Realtime Detection of Social Cues

Date: March 2017

HW Park, M Gelsomini, JJ Lee, and C Breazeal (2017). Telling Stories to Robots: The Effect of Backchanneling On A Child’s Storytelling. In Proceedings of the International Conference on Human-Robot Interaction (HRI).

HW Park, M Gelsomini, JJ Lee, and C Breazeal (2017). Backchannel Opportunity Prediction for Social Robot Listeners. In Proceedings of the International Conference on Robotics and Automation (ICRA).

In everyday conversation, people use what are known as backchannels to signal to someone that they are still listening, paying attention, and engaged. As listeners, we smile, nod, and say “uh-huh” to convey attentiveness, and we do this naturally with little thought.

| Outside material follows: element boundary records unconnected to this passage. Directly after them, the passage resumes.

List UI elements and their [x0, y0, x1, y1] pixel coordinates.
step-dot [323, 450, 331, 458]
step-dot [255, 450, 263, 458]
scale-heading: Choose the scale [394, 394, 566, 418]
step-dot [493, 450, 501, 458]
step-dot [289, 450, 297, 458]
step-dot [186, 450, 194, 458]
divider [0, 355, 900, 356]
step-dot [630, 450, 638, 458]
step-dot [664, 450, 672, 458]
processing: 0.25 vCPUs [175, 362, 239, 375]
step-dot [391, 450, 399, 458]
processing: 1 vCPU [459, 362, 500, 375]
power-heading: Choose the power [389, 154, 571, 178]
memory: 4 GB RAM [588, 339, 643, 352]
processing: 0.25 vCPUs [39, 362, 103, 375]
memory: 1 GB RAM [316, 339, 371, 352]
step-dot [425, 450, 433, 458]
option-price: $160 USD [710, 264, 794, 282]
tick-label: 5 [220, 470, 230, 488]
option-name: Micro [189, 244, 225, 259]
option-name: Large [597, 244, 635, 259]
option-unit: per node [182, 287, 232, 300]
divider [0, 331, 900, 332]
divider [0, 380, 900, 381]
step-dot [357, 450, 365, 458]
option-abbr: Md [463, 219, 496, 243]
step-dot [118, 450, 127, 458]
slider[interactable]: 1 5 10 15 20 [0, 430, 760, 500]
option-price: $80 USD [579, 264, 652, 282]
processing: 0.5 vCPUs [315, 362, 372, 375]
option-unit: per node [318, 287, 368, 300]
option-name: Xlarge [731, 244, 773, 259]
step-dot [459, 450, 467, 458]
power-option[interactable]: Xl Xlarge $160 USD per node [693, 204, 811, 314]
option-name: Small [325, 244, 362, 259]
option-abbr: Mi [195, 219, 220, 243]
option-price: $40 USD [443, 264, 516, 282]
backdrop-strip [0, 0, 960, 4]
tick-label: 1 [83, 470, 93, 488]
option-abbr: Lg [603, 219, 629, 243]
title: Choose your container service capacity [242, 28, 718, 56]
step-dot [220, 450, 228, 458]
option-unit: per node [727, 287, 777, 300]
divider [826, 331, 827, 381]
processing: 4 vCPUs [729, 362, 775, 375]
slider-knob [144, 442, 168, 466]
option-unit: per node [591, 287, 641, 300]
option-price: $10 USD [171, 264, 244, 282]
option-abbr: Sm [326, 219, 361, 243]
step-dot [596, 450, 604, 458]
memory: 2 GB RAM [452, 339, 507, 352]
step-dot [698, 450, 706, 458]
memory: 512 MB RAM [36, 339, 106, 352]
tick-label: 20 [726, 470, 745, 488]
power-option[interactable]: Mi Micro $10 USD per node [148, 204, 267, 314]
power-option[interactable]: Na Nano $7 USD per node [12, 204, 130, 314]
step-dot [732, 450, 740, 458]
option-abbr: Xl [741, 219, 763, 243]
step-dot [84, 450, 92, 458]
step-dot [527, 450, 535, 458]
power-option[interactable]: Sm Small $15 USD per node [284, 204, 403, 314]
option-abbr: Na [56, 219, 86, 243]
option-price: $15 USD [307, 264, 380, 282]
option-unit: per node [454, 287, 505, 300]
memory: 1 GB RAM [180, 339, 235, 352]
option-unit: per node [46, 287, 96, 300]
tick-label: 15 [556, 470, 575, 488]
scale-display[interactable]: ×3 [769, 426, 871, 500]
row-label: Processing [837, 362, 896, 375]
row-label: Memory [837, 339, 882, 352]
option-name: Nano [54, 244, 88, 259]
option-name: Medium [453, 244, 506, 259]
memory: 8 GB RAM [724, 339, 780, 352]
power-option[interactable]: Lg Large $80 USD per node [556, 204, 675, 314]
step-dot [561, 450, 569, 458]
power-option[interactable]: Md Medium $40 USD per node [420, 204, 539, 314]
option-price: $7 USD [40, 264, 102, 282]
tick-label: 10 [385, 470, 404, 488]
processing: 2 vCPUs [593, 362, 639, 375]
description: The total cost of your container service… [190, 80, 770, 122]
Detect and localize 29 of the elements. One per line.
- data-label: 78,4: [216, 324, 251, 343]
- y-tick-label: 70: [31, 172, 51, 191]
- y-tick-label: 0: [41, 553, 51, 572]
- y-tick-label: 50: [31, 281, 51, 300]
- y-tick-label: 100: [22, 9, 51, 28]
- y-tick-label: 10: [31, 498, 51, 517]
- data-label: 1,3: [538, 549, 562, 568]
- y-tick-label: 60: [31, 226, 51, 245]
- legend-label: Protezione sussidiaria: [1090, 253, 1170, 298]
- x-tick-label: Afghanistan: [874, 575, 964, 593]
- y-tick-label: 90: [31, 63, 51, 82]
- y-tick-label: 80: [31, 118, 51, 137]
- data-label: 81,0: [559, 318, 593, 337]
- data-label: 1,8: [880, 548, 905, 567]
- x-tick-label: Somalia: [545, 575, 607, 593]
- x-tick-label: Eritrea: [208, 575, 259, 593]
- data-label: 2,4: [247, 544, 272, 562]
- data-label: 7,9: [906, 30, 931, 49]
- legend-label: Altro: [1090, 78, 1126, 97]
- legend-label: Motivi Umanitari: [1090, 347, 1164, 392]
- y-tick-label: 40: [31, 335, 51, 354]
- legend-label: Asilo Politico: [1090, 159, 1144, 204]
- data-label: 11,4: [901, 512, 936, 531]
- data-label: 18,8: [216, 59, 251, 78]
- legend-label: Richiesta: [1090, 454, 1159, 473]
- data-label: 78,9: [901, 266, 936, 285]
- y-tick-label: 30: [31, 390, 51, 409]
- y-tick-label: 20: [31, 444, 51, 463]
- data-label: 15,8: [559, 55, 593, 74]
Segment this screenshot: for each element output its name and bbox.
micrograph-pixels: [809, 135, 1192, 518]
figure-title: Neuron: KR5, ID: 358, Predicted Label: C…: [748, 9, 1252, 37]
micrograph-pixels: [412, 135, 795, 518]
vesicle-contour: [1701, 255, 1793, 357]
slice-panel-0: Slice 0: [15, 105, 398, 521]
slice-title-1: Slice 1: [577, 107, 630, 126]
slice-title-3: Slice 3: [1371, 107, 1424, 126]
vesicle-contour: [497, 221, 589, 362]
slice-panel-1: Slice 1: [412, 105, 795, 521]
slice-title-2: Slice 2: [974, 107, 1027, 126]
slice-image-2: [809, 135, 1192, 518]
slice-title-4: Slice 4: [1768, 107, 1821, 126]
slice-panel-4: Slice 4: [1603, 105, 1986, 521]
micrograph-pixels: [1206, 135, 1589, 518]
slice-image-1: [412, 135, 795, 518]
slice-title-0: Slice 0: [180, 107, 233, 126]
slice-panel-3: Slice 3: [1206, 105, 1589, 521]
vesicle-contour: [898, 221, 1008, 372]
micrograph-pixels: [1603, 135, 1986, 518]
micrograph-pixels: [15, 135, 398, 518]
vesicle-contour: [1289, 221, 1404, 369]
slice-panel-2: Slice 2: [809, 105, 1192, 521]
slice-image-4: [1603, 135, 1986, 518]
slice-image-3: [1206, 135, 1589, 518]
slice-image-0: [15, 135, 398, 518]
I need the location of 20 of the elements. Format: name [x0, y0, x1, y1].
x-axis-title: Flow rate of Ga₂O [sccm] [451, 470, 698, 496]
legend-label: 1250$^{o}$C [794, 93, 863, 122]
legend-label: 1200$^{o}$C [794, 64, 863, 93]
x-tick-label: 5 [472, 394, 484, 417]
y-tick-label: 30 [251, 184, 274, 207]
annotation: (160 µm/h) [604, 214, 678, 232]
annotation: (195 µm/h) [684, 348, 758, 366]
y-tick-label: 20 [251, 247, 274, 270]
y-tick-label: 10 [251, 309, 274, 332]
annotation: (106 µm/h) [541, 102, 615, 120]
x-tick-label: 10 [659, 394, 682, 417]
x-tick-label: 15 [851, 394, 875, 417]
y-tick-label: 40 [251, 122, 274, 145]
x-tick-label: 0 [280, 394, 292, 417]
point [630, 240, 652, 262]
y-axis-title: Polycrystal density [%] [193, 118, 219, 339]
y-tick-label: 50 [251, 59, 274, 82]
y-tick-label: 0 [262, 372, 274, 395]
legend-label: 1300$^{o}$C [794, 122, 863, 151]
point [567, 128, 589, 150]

We give this feedback not randomly but at certain moments in the conversation because speakers give off social cues that signal upcoming backchanneling opportunities.

Speaker Cue Detection Model
Four rule-based models to detect prosodic-based speaker cues.

A robot listener will need to detect for these social cues to carefully time its responses. We developed a realtime rule-based model that detects for these cues based on the prosody of the speaker’s voice. From low-level speech features, the model detects for significant changes in pitch, energy shifts, long pauses, and long utterances. Its model parameters were trained and tested on a dataset of children’s voices. We then used this model to trigger contingent behaviors of a listening robot, and children were highly engaged with the robots as they told them stories about their day.